This year, amid the ups and downs of the pandemic, opportunities to go out and experience art have returned. To celebrate its MFA graduates, Hunter College opted for both an online and in-person MFA thesis exhibition. We Were Already Gone, which was briefly on display at Hauser & Wirth’s 22nd Street location, represents the fleeting nature of these final projects in the year of COVID, bringing together 26 candidates across the disciplines of painting, drawing, sculpture, and video. An expansive online platform showcases each artist’s contributions along with brief biographies and mission statements.
The exhibition confronts contemporary economic and cultural crises as well as the ongoing political reckoning around race and class. Candidates drew inspiration from Jacques Derrida’s theory of “hauntology” — that the past is always present in some capacity. Accordingly, the online platform, lingering after the works were packed away, embodies this residual visibility. Here are a few highlights from the show:
Jamaican-born filmmaker Simon Benjamin explores labor, toil, and time in the global periphery. In his film “Errantry,” a weathered lobster fisherman appears on two screens: At left, he pulls a rope submerged in the ocean on an infinite loop, while the right-hand frame shows him exploring a desolate island. Dry grass, old fences, and wandering cows debunk a mythical, imaginary Caribbean and draw unsettling comparisons to the plantation.
Chilean artist Rocío Guerrero creates interactive artworks addressing human nature and vulnerability. Her interactive installation, “Sobbing Water,” turns glass bottles of water into musical instruments. Viewers are encouraged to pick up the bottles, connected by long tubes of glass, and pass the water between them to cause a bird-like whistle through their spouts. Inspired by an Andean ancestral object, Guerrero adapts tradition to consider resource scarcity, replicating nature’s sounds in an institutional setting.
Illuminated sculptures by Topher Lineberry bring out the nonbinary artist’s visions of queer becoming. Their vast sculptural installation, “Kinstitution: Between Archive and Proposal,” draws on dystopian architectural themes and religious art. Colorful panels resemble pieces of stained glass, while bulkier structures appear as urban skylines and churches. The overall presentation of Lineberry’s tiny universe feels charming and malleable, like a dreamy stopover between realms of consciousness.
Leo Madriz channels the Central American migrant experience into an abstract domestic scene. Two colorful films blend and alternate in “Letters to Home, Pt. 1,” projected on a house structure modeled off the church of Solentiname, a utopian experiment from the Nicaraguan revolution. Various shots of Madriz with his grandmother interweave with his own narration, discussing how the promise of an American dream often fails to deliver.

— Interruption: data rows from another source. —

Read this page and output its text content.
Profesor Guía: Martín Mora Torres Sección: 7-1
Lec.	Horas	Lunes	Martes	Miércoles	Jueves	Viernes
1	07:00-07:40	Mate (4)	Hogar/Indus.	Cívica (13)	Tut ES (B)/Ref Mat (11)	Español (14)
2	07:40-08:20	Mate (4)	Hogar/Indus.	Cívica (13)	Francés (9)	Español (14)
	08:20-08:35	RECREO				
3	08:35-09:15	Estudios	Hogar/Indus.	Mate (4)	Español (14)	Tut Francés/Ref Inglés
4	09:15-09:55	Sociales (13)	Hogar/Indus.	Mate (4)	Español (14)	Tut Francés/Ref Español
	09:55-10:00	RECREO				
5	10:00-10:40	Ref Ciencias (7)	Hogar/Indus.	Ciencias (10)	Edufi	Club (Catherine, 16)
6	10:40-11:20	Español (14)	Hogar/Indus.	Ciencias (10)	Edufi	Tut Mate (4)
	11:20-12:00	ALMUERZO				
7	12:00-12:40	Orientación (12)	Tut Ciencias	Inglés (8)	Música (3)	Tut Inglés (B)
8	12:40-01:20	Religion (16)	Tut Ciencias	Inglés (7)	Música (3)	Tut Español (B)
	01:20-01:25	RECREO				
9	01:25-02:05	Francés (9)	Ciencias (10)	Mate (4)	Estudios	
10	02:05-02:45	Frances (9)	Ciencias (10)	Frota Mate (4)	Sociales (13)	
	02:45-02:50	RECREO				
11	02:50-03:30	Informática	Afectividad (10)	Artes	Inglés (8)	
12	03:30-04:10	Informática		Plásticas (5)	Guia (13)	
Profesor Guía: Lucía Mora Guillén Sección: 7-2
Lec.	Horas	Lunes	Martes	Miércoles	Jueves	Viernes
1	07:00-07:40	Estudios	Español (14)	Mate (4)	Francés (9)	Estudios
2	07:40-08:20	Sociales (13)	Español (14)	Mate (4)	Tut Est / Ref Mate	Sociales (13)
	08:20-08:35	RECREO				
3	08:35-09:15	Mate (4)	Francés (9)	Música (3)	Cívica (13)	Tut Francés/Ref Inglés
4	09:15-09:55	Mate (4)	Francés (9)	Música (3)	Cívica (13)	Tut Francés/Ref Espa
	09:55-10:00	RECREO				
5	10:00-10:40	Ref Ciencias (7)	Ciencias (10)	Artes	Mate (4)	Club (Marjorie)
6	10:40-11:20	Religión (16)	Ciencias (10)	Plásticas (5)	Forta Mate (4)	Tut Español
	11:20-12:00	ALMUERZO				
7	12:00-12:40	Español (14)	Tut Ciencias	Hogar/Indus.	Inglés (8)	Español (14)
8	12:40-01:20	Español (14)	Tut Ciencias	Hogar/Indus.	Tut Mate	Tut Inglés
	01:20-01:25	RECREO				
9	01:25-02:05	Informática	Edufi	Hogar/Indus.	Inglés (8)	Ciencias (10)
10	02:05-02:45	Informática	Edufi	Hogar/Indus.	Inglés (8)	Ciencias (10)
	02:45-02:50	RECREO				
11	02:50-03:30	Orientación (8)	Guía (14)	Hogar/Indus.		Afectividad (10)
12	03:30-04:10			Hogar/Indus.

In Matilde Benmayor’s vast installations, space colonization is portrayed as a mundane and sterile endeavor. Flashy yellow ladders descend from the ceiling, surrounded by empty space in “To Take Root” and “Péinate.” Jagged pieces of porcelain hang together like pieces of bone, hinting at the imperial history predating this new period of interstellar expansion.
We Were Already Gone continues online at Hauser & Wirth. The exhibition was curated by Hunter MA and MFA students Dana Notine, Jonas Albro, Daniel Berman, Dante Cannatella, Anna Cone, Sarah Heinemann, Mercedes Llanos, Amorelle Jacox, Liza Lacroix, Kimberly Nam, Joseph Parra, Lorraine Robinson, and Sigourney Schultz.